4. Pick Your Favorite ‘One Extra’
“Dining out gets extra tricky because in addition to your main, there’s alcohol plus appetizers plus dessert,” Blatner says. “Aim to pick only one of those extras (your favorite): drink, appetizer or dessert.”
5. Skip the Entree
“Try ordering sides instead of an entree. For example, when dining at a Mexican restaurant, order a double side of grilled veggies, a side of black beans and a side of guac,” recommends Cynthia Sass, MPH, RD, author of Slim Down Now: Shed Pounds and Inches with Pulses — The New Superfood. “It’ll leave you feeling full, satisfied and energized, and it’ll be less expensive than the meat-based taco salad (served in a fried shell) or the veggie fajitas that came with extras (rice, cheese, sour cream tortillas).”
6. Swap Veggies for Apps
“Rather than ordering an appetizer and an entrée, plan to order a side of vegetables in addition to your entrée — then play the role of chef and incorporate that veggie side directly into your meal,” says Jackie Newgent, RDN, culinary nutritionist, author of The Clean & Simple Diabetes Cookbook and advisor to Lunch Unpacked. “It adds color, volume, flavor and excellent nutrition, even if you started with a not-so-healthful entrée, such as simply stirring steamed spinach into a mac-n-cheese entrée.”
Read more: Trying to Lose Weight?

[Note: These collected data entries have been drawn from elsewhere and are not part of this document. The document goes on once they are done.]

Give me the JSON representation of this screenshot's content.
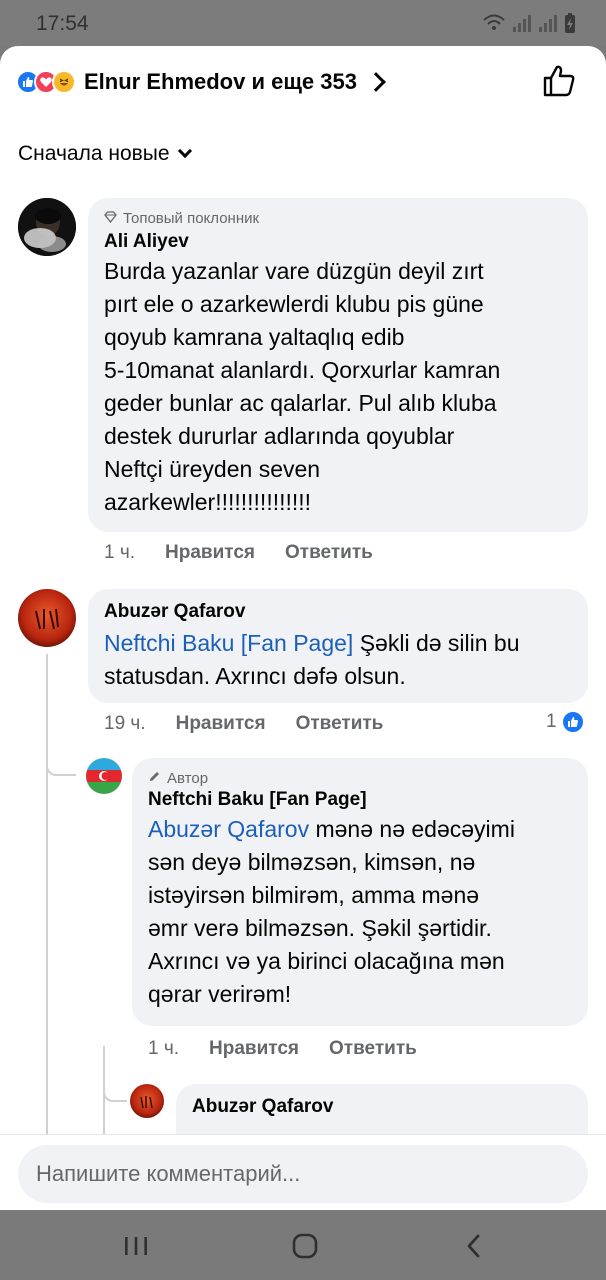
{
  "status": {
    "time": "17:54"
  },
  "header": {
    "reactors_text": "Elnur Ehmedov и еще 353",
    "sort_label": "Сначала новые"
  },
  "comments": [
    {
      "badge": "Топовый поклонник",
      "author": "Ali Aliyev",
      "text_lines": [
        "Burda yazanlar vare düzgün deyil zırt",
        "pırt ele o azarkewlerdi klubu pis güne",
        "qoyub kamrana yaltaqlıq edib",
        "5-10manat alanlardı. Qorxurlar kamran",
        "geder bunlar ac qalarlar. Pul alıb kluba",
        "destek dururlar adlarında qoyublar",
        "Neftçi üreyden seven",
        "azarkewler!!!!!!!!!!!!!!!"
      ],
      "time": "1 ч.",
      "like_label": "Нравится",
      "reply_label": "Ответить"
    },
    {
      "author": "Abuzər Qafarov",
      "mention": "Neftchi Baku [Fan Page]",
      "text_line1_rest": " Şəkli də silin bu",
      "text_line2": "statusdan. Axrıncı dəfə olsun.",
      "time": "19 ч.",
      "like_label": "Нравится",
      "reply_label": "Ответить",
      "reaction_count": "1"
    },
    {
      "badge": "Автор",
      "author": "Neftchi Baku [Fan Page]",
      "mention": "Abuzər Qafarov",
      "text_line1_rest": " mənə nə edəcəyimi",
      "text_lines": [
        "sən deyə bilməzsən, kimsən, nə",
        "istəyirsən bilmirəm, amma mənə",
        "əmr verə bilməzsən. Şəkil şərtidir.",
        "Axrıncı və ya birinci olacağına mən",
        "qərar verirəm!"
      ],
      "time": "1 ч.",
      "like_label": "Нравится",
      "reply_label": "Ответить"
    },
    {
      "author": "Abuzər Qafarov"
    }
  ],
  "composer": {
    "placeholder": "Напишите комментарий..."
  },
  "icons": {
    "like": "like-icon",
    "love": "love-icon",
    "haha": "haha-icon",
    "thumbs_up": "thumbs-up-icon",
    "nav_recents": "recents-icon",
    "nav_home": "home-icon",
    "nav_back": "back-icon"
  },
  "colors": {
    "link": "#1b5fb8",
    "fb_blue": "#1877f2",
    "bubble": "#f0f2f5",
    "meta_gray": "#65676b"
  }
}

Eat More of These 3 Things
7. Build a Meal Like a Pro
“Before you look at the appetizers, scoot down the menu to the main dishes so you can determine what will go best with it,” says Bonnie Taub-Dix, RDN, creator of BetterThanDieting.com and author of _Read It Before You Eat It: Taking You from Label to Table. “_For example, if you’re in the mood for fish or poultry, you may want an appetizer that doesn’t have any protein (like a soup or side salad), since you’ll be getting enough in your main dish.”
8. Have It Your Way
“Many people are nervous to ask for substitutions when ordering out, but it can be key to improving the nutrient quality and enjoyment of your meal,” says Kelly Jones, RD, CSSD, a Philadelphia-based sports dietitian. “For example, if someone is aiming to follow a more plant-based diet and they choose a vegan dish, it may be lacking in protein. Find vegan protein sources, such as lentils or beans, in other dishes on the menu and add them to yours.”
9. Be Aware of Your Surroundings
“Fast music and bright colors are social-engineering methods to make you eat more and faster,” Moon says. “Knowing this, take a few deep breaths before your meal to be present and mindful as you enjoy your food.”
After Dining Out
10. Take a Walk
Working out right after eating is a bad idea — as in, wait three to four hours — but taking a leisurely stroll can be helpful. A slow walk (about 2.5 miles per hour or less) can help with digestion, and if you overdid it when eating, it can help manage your blood sugar levels.
11. Don’t Beat Yourself Up
Speaking of overdoing it, if you do eat or drink too much, it’s OK. Stop any negative self-talk or feelings. Remember that it was one meal, and any blame or bashing you’re doing to yourself is only making things worse — it can have a negative affect on your stress and your overall health.
Instead, drink lots of water to help with digestion, and focus on getting fiber in your next meal, which can help your body better filter and remove waste.